Marketing Bangkok

I will be heading home to Bangkok for my summer break after the month of Ramadan, and as usual, I will be up bright and early on the first Sunday to visit one of the most popular tourist attractions in Thailand, the legendary Chatuchak open-air market, which draws more than 100,000 tourists and locals every weekend to browse, shop, eat, drink and admire exquisite Asian art and antiques in this sprawling mini-city of hawkers, vendors and artists. 

One of the many Chatuchak market alleys
One of the many Chatuchak market alleys

Personally, I love visiting the Asian art and antiques shops while my wife takes in the sights and smells of the orchid market, which sells some of the most exotic species of orchids and flowers one can ever hope to see and smell in Asia, while my kids inevitably wander off to see the cute puppies and the tropical fish.

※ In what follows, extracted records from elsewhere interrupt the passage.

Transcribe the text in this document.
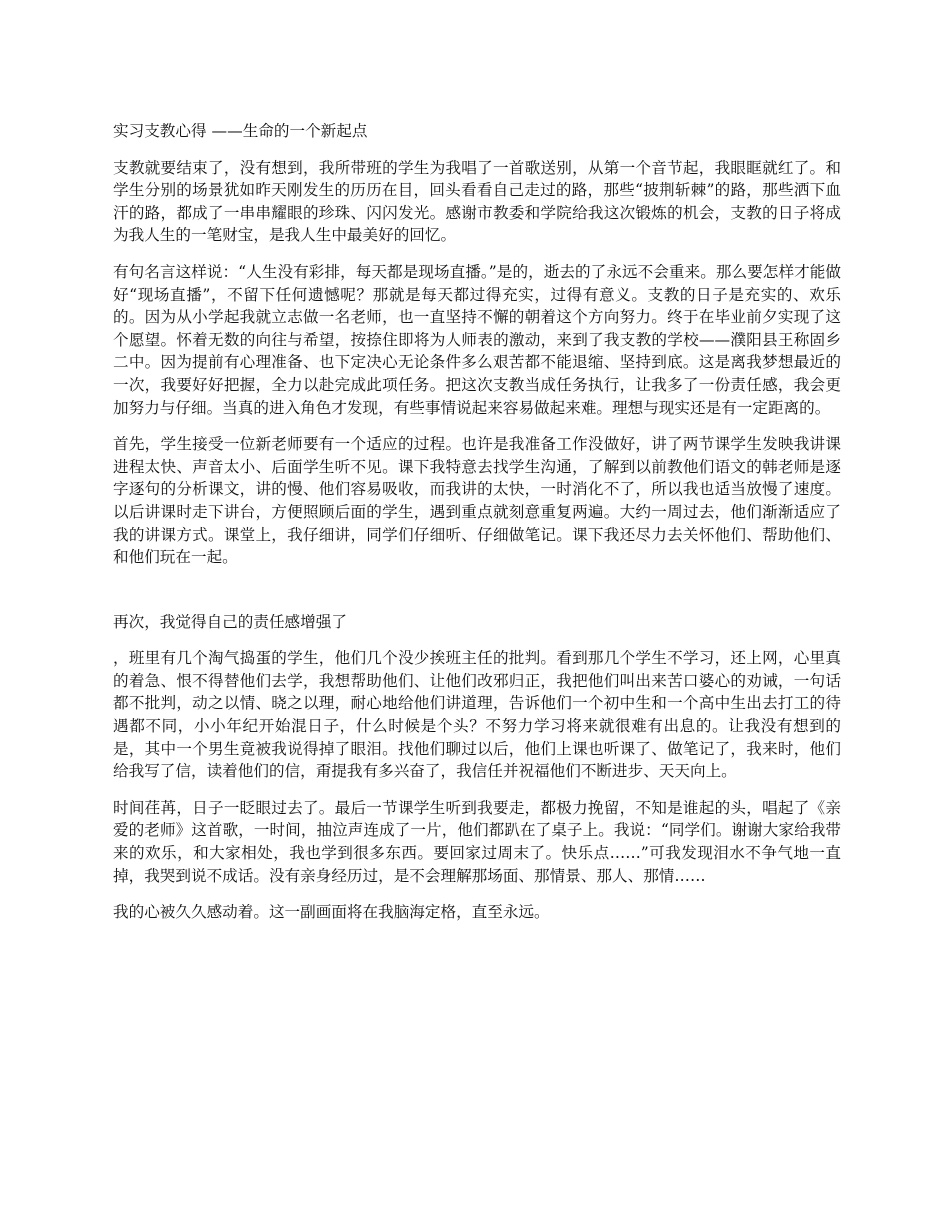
实习支教心得 ——生命的一个新起点
支教就要结束了，没有想到，我所带班的学生为我唱了一首歌送别，从第一个音节起，我眼眶就红了。和学生分别的场景犹如昨天刚发生的历历在目，回头看看自己走过的路，那些“披荆斩棘”的路，那些洒下血汗的路，都成了一串串耀眼的珍珠、闪闪发光。感谢市教委和学院给我这次锻炼的机会，支教的日子将成为我人生的一笔财宝，是我人生中最美好的回忆。
有句名言这样说：“人生没有彩排，每天都是现场直播。”是的，逝去的了永远不会重来。那么要怎样才能做好“现场直播”，不留下任何遗憾呢？那就是每天都过得充实，过得有意义。支教的日子是充实的、欢乐的。因为从小学起我就立志做一名老师，也一直坚持不懈的朝着这个方向努力。终于在毕业前夕实现了这个愿望。怀着无数的向往与希望，按捺住即将为人师表的激动，来到了我支教的学校——濮阳县王称固乡二中。因为提前有心理准备、也下定决心无论条件多么艰苦都不能退缩、坚持到底。这是离我梦想最近的一次，我要好好把握，全力以赴完成此项任务。把这次支教当成任务执行，让我多了一份责任感，我会更加努力与仔细。当真的进入角色才发现，有些事情说起来容易做起来难。理想与现实还是有一定距离的。
首先，学生接受一位新老师要有一个适应的过程。也许是我准备工作没做好，讲了两节课学生发映我讲课进程太快、声音太小、后面学生听不见。课下我特意去找学生沟通，了解到以前教他们语文的韩老师是逐字逐句的分析课文，讲的慢、他们容易吸收，而我讲的太快，一时消化不了，所以我也适当放慢了速度。以后讲课时走下讲台，方便照顾后面的学生，遇到重点就刻意重复两遍。大约一周过去，他们渐渐适应了我的讲课方式。课堂上，我仔细讲，同学们仔细听、仔细做笔记。课下我还尽力去关怀他们、帮助他们、和他们玩在一起。
再次，我觉得自己的责任感增强了
，班里有几个淘气捣蛋的学生，他们几个没少挨班主任的批判。看到那几个学生不学习，还上网，心里真的着急、恨不得替他们去学，我想帮助他们、让他们改邪归正，我把他们叫出来苦口婆心的劝诫，一句话都不批判，动之以情、晓之以理，耐心地给他们讲道理，告诉他们一个初中生和一个高中生出去打工的待遇都不同，小小年纪开始混日子，什么时候是个头？不努力学习将来就很难有出息的。让我没有想到的是，其中一个男生竟被我说得掉了眼泪。找他们聊过以后，他们上课也听课了、做笔记了，我来时，他们给我写了信，读着他们的信，甭提我有多兴奋了，我信任并祝福他们不断进步、天天向上。
时间荏苒，日子一眨眼过去了。最后一节课学生听到我要走，都极力挽留，不知是谁起的头，唱起了《亲爱的老师》这首歌，一时间，抽泣声连成了一片，他们都趴在了桌子上。我说：“同学们。谢谢大家给我带来的欢乐，和大家相处，我也学到很多东西。要回家过周末了。快乐点……”可我发现泪水不争气地一直掉，我哭到说不成话。没有亲身经历过，是不会理解那场面、那情景、那人、那情……
我的心被久久感动着。这一副画面将在我脑海定格，直至永远。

It is during such visits that I fondly recall my time spent managing the operations of one of Bangkok’s busiest hotels several years ago, from where my Thai wife and I would lead groups of adventurous guests from the hotel every Sunday morning to enjoy what has long been acknowledged as the world’s most exciting “marketing” experience.

The morning’s activities began with a special early-morning complimentary foot massage at the hotel spa followed by a Thai style breakfast, at which time I would explain the itinerary and check everyone had suitable light clothing, a water bottle, sufficient cash for the expedition, a cell phone and a camera.

Colors of Chatuchak
Colors of Chatuchak

The group then enjoyed a short walk to the nearby underground metro station, which quickly transported us in ice-cold comfort to Chatuchak Market for the shopping experience of a lifetime.

Upon arrival at the market, we would split the groups into two packs and head off to the exotic animals and birds sections, the fish pools brimming with hundreds of varieties of tropical species, the snake and reptile house, the dog kennels, the amazing Thai orchid market, the Asian and Thai antiques section, the local furniture shops, the hundreds of inexpensive clothing and footwear stalls and the old books shops, finishing up at the young contemporary artists gallery, many of whom I supported over the years by purchasing their works for hotels around the world looking for large art pieces for their lobbies, restaurants and public areas. 

Once both groups were eventually reunited, we would then embark upon on an amazing “Thai culinary adventure tour” of the market, stopping off at several off the most famous noodle and curry shops, where many traditional Thai delicacies were sampled by our hungry shoppers.

Tom yum goong
Tom yum goong

The culinary tour included deep-fried locusts, ants eggs, barbecue pork and sticky rice, tom yum goong, freshly steamed river prawns with green chili sauce, and a fiery som tam salad prepared with live drunken baby crabs and the hottest chilies to be found anywhere in Thailand, all washed down with large helpings of ice shavings with syrup, sweet lod chong, freshly cracked coconut juice or freshly made rambutan, guava or jackfruit ice cream. We also insisted that everyone sampled the durian ice cream when the world’s smelliest fruit was in season.

There was no charge for the tours; everyone paid for their own subway tickets and for their food and refreshments. All that we asked from our groups, which often numbered at least 20 to 30, was that everyone stayed together and that everyone enjoyed what must surely be one of the greatest “marketing” experiences on the planet.

How do you go the extra mile to “market” your hotel and local attractions to your guests?